I see Caribbean literature as (evidence of) a love affair with these islands, seas, and our people. I see stories, in any art form, as letters posted to the other, the environment — environment being that which we live with and within, including culture and society, not just nature. This makes “the other” so much more complex, and our relationship that much more complicated. I learned to write outdoors, by the sea, sitting with it on various shores and in favourite spots. The changes around me, underwater, on land, and in the air, were inspiring and, over the years, a constant reminder of how human-centred we are as a species.
This story came out of the sea at me, interrupting my third novel and subsequent writings, again and again. The sound of waves became a calling, roaring, rolling tongues of foam, a gnashing of watery teeth chewing land senses into common sense. It soothed and seeped into my saline self, repeating islands of memories, visions, and spectres.

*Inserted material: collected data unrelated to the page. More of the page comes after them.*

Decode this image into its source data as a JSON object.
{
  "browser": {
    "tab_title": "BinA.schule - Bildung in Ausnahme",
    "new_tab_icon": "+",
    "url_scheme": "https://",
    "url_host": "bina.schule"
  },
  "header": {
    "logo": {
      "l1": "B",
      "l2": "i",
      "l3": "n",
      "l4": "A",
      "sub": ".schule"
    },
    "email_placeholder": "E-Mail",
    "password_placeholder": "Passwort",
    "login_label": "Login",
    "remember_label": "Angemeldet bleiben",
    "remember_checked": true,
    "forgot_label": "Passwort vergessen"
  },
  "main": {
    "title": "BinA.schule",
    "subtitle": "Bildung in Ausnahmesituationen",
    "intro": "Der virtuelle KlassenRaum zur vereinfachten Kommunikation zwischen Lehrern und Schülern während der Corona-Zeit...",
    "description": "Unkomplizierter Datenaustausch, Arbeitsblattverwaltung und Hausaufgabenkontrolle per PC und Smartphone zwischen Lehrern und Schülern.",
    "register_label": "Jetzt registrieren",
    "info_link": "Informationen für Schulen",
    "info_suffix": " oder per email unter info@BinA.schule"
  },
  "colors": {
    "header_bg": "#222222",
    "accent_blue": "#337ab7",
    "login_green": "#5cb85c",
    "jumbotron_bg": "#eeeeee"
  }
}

The places, beings, and references in this story are of a region I could only inhabit, or visit, in this way. The character, Amana, along with the Taino and Indigenous focus, allows me to bring to the fore the misconstrued history and almost forgotten First People of the Caribbean, who are still with us and in us. Skelele, and the presence of African spiritual, mythical beings and rituals that exist in the Caribbean, are combined here with colonial and Western realities/futures. This rich conflict and conglomeration of cultures, languages, and coping strategies is the real Caribbean, encircling an even richer marine life and threatened sea.
Land. Leave. Come again. Repeat. This eco-social fantastical way of telling a story is in hope of connecting our imagination to increased environmental actions, big or small, to see how we can live with the other, which includes the invisible, not just people.